There was grumbling that the eccentric Dali’s presence would only demean the commemoration, but most people agreed with the city council that it was bound to help with the event’s wider publicity, and it did.

He’d only visited Tarragona once before — with Garcia Lorca in the summer of 1936– but had no recollection of what they did there.

Dali asked the city to arrange for him to make his arrival on the back of an elephant, in grand imperial style, and he even provided the name of a circus where the animal could be rented, but the notion went nowhere.

He wanted to back out at that point, but finally agreed to be brought by yacht from Alicante on August 17, 1973, and make his entrance in a carriage “towed” by a massive paper elephant.

The equestrian sketch he made in front of a crowd, showing the Roman Empire’s first emperor, newly crowned Caesar Augustus, was printed on postcards that were distributed in the thousands.

In 1975 it was Japan’s turn to see the divine Spanish blessing.

Dali was asked to create a sculpture of the Sun God emerging from the Pacific Ocean for the International Fair of the Sea, being held in Okinawa.
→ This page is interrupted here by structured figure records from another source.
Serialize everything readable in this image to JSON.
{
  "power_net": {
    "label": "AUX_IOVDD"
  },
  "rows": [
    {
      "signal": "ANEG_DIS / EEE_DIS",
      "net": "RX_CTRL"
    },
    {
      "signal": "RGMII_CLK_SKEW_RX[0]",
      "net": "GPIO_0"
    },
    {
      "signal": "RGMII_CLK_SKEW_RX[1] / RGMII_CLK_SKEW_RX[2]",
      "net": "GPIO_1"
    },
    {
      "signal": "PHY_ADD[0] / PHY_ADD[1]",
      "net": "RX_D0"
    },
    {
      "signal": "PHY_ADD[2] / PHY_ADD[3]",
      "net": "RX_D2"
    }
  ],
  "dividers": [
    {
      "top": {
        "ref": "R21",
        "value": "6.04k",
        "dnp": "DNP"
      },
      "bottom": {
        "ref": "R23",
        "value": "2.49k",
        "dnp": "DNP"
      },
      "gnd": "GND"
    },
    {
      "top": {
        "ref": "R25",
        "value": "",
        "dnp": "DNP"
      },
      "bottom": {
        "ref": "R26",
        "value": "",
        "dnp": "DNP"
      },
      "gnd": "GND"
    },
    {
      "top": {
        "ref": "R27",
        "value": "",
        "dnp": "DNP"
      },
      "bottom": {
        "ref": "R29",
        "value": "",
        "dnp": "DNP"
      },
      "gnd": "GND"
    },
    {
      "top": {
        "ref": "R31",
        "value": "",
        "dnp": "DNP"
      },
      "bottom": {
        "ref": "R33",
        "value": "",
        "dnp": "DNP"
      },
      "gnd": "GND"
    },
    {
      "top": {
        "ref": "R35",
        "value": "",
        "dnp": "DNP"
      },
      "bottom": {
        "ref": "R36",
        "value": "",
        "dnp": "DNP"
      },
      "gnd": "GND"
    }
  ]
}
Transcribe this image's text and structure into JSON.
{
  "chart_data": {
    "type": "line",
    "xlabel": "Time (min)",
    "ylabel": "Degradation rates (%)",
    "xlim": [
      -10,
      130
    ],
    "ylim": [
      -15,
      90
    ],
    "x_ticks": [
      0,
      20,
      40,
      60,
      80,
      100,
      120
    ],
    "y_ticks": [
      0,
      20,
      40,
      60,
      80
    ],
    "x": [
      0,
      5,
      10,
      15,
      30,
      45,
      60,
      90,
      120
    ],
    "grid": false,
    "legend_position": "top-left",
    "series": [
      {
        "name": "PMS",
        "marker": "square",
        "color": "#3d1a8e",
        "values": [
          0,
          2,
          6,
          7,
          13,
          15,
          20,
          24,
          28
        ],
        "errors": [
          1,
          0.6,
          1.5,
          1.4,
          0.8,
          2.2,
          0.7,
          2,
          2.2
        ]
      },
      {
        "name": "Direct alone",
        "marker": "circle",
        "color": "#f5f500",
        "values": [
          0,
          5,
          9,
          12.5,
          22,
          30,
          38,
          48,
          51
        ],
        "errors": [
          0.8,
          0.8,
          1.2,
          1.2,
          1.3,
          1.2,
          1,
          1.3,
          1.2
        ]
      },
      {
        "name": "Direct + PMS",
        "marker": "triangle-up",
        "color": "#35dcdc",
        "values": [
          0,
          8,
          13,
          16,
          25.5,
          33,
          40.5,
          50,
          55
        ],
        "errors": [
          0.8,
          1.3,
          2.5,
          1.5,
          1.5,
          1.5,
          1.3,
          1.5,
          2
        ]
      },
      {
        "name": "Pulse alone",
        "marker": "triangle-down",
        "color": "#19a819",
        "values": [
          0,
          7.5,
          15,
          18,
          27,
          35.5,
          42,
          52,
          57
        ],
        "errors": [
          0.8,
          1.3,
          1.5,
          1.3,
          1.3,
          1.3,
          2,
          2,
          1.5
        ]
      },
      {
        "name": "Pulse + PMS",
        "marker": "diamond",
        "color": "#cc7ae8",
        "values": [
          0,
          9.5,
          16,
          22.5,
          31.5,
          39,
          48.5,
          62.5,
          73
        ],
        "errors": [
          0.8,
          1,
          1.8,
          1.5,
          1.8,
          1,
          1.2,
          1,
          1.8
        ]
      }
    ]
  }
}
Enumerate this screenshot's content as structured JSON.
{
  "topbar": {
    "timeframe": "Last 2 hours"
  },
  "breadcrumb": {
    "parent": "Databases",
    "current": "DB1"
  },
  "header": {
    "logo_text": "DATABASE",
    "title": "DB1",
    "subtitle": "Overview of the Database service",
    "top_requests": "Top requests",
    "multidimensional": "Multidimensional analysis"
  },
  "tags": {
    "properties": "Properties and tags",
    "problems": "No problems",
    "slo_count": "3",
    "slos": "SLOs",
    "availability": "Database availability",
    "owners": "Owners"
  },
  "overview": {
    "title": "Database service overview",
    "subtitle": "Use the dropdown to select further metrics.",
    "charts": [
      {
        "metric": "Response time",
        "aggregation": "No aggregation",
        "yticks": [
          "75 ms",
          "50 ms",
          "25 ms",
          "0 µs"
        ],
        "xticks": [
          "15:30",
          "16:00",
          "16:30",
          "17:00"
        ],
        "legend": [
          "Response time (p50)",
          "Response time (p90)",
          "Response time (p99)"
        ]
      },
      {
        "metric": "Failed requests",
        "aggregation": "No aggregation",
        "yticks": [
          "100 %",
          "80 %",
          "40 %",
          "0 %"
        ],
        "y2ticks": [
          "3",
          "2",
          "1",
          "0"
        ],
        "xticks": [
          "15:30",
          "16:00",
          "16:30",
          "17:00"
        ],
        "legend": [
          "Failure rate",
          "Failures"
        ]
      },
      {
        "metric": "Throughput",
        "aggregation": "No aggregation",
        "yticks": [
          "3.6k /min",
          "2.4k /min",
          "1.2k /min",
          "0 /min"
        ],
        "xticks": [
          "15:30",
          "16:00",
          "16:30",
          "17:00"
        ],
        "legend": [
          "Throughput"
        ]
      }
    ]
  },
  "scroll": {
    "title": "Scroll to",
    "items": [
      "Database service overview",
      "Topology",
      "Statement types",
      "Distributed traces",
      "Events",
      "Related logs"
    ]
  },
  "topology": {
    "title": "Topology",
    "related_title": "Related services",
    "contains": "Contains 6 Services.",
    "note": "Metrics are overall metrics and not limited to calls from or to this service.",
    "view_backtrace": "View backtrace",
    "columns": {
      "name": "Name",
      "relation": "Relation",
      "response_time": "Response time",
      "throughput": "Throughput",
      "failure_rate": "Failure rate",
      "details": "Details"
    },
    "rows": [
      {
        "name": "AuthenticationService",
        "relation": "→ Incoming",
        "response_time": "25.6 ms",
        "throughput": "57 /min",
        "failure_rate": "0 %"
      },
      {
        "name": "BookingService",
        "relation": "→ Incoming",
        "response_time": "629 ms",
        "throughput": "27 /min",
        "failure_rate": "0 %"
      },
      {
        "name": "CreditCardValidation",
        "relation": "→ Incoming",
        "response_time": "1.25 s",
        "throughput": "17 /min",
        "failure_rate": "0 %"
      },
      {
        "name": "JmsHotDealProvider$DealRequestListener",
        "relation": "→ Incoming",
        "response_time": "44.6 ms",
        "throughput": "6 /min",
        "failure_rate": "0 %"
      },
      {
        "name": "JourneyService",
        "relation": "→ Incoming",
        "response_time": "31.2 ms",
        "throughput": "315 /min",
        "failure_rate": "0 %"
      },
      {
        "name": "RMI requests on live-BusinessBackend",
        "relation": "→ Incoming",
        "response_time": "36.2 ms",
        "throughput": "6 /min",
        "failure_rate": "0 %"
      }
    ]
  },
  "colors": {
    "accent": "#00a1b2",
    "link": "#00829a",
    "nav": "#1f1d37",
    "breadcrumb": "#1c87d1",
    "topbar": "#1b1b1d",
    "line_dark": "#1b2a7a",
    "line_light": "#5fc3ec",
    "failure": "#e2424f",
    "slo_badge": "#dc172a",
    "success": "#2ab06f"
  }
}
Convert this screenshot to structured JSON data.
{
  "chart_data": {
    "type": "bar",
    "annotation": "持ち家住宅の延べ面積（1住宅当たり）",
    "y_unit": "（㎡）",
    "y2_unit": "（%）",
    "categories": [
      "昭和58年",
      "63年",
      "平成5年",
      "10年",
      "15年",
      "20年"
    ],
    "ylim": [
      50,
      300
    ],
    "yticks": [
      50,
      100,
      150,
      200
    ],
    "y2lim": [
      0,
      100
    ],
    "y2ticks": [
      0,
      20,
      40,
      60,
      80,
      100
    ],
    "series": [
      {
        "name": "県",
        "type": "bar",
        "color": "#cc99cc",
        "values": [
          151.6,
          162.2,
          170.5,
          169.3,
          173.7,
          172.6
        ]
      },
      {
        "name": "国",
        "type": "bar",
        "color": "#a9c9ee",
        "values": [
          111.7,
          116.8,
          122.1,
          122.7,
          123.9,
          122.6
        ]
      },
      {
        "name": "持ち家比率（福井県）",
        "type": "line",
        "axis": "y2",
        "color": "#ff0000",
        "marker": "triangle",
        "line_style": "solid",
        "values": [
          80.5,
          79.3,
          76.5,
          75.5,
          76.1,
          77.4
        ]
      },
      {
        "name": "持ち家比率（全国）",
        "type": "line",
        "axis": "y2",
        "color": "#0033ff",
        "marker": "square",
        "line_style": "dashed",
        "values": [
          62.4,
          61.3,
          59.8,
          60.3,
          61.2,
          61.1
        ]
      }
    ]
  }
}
He delivered a melancholy, wave-washed mermaid perched on coral that, some suggest, offers rebirth and renewal to an island badly battered during World War II.

When “Sun God Rising in Okinawa” was loaned to the island’s Urasoe City Museum for a 2008 exhibition, citizens called on the owner, Spain’s Count Kiros, to give it to the prefecture permanently.

He offered to sell it, and a fund-raising effort was undertaken.